# Can p45 be amended to hide last employers details?



## gerlarkin (29 Aug 2007)

Hi There,

After a very short time with my last employer we parted ways (not on the best terms), I do not want to include this Job on my CV. When i submit my P45 for my next job it will have my old employers name on it, is there any way this can be removed from it, or is there another form that can be given instead to my new employer?

Any help would be very appreciated, thanks


----------



## Brendan Burgess (29 Aug 2007)

Yes. You can ask the Revenue directly for a statement of earnings and tax paid to date. You don't need to use a P45

Brendan


----------



## Towger (29 Aug 2007)

Brendan said:


> Yes. You can ask the Revenue directly for a statement of earnings and tax paid to date. You don't need to use a P45
> 
> Brendan



AFAIK the P45 has to be sent directly into Revenue for them to issue the Tax Cert


----------



## ubiquitous (29 Aug 2007)

Towger said:


> AFAIK the P45 has to be sent directly into Revenue for them to issue the Tax Cert



Yes. The point is that you can do this yourself.


----------



## ClubMan (29 Aug 2007)

I thought that there used to be an option of returning the _P45 _to _Revenue _to get certain details removed before handing it to a new employer? But maybe I misunderstood...


----------



## ubiquitous (29 Aug 2007)

ClubMan said:


> I thought that there used to be an option of returning the _P45 _to _Revenue _to get certain details removed before handing it to a new employer? But maybe I misunderstood...



The only reason a P45 is handed to a new employer in the first instance is for them to forward it to Revenue along with a Form 12a application for a cert of tax credits for the employee. The employee can bypass this process if they wish by forwarding the P45 directly to Revenue, preferably with a completed Form 12a.


----------



## Flax (29 Aug 2007)

Also, generally the accounts person and the person who interviewed you are two different people, so you could just give the P45 directly to the accounts person...


----------



## MsGinger (29 Aug 2007)

Parts 2/3/4 of the P45 (i.e. the bits the employee gets & parts 2/3 go to the new employer) does not include the employer name, only the PAYE number.

I suppose the thing that would show on the P45 though is the start and end date, which might raise some questions.  To be honest it has never been a problem for our company as the job has been offered & accepted by the time the P45 is handed in.


----------



## gerlarkin (29 Aug 2007)

MsGinger said:


> Parts 2/3/4 of the P45 (i.e. the bits the employee gets & parts 2/3 go to the new employer) does not include the employer name, only the PAYE number.
> 
> I suppose the thing that would show on the P45 though is the start and end date, which might raise some questions.  To be honest it has never been a problem for our company as the job has been offered & accepted by the time the P45 is handed in.



ive thought about just handing in after the interview and have accepted the job, but i feel it may raise some questions as to why i didnt mention this job in the interview or cv.


----------



## ubiquitous (29 Aug 2007)

gerlarkin said:


> ive thought about just handing in after the interview and have accepted the job, but i feel it may raise some questions as to why i didnt mention this job in the interview or cv.

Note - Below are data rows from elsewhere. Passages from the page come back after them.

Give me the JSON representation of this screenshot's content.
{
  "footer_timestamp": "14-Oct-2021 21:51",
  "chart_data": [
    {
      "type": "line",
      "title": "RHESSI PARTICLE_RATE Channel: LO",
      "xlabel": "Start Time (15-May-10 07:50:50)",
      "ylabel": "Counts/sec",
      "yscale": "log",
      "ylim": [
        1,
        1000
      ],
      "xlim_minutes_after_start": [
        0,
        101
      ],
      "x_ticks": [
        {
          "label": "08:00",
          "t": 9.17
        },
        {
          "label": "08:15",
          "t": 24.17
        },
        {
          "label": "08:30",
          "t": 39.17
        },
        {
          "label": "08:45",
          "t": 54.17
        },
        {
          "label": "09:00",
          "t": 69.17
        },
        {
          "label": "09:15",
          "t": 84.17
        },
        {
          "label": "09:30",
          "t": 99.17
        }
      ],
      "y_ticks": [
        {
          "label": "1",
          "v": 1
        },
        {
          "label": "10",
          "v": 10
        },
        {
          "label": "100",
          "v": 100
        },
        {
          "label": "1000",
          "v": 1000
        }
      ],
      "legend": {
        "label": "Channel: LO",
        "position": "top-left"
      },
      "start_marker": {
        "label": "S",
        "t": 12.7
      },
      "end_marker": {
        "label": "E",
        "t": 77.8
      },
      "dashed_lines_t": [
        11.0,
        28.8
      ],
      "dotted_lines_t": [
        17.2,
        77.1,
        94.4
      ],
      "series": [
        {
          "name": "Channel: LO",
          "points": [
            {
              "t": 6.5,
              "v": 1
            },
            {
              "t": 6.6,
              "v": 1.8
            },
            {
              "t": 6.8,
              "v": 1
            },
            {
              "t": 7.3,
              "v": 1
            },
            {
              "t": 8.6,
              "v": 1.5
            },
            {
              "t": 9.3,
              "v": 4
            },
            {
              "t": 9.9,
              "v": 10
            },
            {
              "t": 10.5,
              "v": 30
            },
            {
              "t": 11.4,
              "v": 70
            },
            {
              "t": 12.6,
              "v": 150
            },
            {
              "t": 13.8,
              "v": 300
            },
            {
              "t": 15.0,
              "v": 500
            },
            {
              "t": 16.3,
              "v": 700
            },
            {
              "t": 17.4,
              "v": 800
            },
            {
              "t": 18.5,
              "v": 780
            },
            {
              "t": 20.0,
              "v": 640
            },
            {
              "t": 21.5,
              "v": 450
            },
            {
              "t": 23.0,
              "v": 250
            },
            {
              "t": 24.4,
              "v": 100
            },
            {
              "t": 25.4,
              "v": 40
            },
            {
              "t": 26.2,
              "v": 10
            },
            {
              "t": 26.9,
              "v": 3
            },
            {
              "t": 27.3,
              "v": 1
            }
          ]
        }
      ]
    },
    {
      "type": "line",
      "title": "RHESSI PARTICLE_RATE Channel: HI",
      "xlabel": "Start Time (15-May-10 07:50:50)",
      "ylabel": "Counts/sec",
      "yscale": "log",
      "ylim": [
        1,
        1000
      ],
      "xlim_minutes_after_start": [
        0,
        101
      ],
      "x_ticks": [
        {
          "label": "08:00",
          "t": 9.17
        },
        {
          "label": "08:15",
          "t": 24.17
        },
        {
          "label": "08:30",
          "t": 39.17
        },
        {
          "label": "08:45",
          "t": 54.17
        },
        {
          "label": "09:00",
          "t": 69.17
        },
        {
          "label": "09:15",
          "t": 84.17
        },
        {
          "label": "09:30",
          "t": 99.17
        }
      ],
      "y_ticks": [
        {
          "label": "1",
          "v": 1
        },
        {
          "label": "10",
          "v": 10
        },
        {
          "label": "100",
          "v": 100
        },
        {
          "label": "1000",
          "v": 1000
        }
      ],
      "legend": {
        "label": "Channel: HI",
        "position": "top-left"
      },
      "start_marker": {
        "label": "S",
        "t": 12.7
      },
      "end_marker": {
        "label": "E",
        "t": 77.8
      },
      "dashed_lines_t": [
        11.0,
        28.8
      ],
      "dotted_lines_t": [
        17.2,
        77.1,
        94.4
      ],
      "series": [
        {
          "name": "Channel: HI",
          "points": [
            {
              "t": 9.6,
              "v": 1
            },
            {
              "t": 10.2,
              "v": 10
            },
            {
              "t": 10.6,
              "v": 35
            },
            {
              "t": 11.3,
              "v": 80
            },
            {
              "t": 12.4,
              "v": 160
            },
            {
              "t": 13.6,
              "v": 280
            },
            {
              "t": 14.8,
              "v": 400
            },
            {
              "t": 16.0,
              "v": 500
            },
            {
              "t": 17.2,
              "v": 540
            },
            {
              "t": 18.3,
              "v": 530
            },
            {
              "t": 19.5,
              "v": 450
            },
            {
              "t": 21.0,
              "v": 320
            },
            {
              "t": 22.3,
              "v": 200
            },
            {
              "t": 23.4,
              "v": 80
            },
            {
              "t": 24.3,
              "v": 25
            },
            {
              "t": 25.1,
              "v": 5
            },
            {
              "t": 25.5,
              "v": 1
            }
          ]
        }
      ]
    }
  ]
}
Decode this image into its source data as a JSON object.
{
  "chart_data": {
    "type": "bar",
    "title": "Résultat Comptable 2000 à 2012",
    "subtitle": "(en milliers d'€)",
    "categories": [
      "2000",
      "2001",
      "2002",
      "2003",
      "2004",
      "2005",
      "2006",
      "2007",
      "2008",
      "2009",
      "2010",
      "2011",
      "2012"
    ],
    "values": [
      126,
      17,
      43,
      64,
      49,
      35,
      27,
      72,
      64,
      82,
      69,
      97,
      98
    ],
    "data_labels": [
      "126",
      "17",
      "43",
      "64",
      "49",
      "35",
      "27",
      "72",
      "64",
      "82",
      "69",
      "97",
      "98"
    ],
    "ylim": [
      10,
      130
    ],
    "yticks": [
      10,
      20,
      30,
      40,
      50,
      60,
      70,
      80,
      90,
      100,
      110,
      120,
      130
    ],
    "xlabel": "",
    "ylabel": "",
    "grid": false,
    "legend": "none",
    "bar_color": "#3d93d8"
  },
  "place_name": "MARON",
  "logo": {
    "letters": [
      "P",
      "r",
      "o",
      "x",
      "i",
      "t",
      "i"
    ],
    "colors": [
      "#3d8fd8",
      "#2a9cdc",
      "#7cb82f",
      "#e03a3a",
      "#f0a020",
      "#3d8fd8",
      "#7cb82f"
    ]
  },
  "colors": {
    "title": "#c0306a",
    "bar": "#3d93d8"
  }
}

Did you bother reading the above posts?


----------



## Headachecity (29 Aug 2007)

Your p45 goes to the Payroll dept so stop worrying!. You know that you are entitled to send your P45 into revenue yourself with your new employers register number etc along with your form 12a and they will issue you with a new tax credits certificate and one to your employer. In relation to your P60 though in Jan 2008, your new employer will need your P45 to key in your earnings to date in your previous employment and your p60 will show your earnings in THIS employment and previous employment seperatly.
Don't be worrying, you have got the job and should anyone ask, which I doubt they will, say you temped for a few weeks while awaiting a perm position!.


----------



## gerlarkin (29 Aug 2007)

ubiquitous said:


> Did you bother reading the above posts?



I did thanks i was responding to the post by mcginger, no need to be sarcy, ive just been made unemployed and was worried about the implications of it. I appreciate all the helpful comments posted.


----------



## gerlarkin (29 Aug 2007)

Headachecity said:


> Your p45 goes to the Payroll dept so stop worrying!. You know that you are entitled to send your P45 into revenue yourself with your new employers register number etc along with your form 12a and they will issue you with a new tax credits certificate and one to your employer. In relation to your P60 though in Jan 2008, your new employer will need your P45 to key in your earnings to date in your previous employment and your p60 will show your earnings in THIS employment and previous employment seperatly.
> Don't be worrying, you have got the job and should anyone ask, which I doubt they will, say you temped for a few weeks while awaiting a perm position!.



Thanks very much for the advice! Its put my mind at ease!


----------



## Joe1234 (30 Aug 2007)

ubiquitous said:


> The only reason a P45 is handed to a new employer in the first instance is for them to forward it to Revenue along with a Form 12a application for a cert of tax credits for the employee. The employee can bypass this process if they wish by forwarding the P45 directly to Revenue, preferably with a completed Form 12a.



If you have a P45 issued in the current year, why do you need to also send a 12A?


----------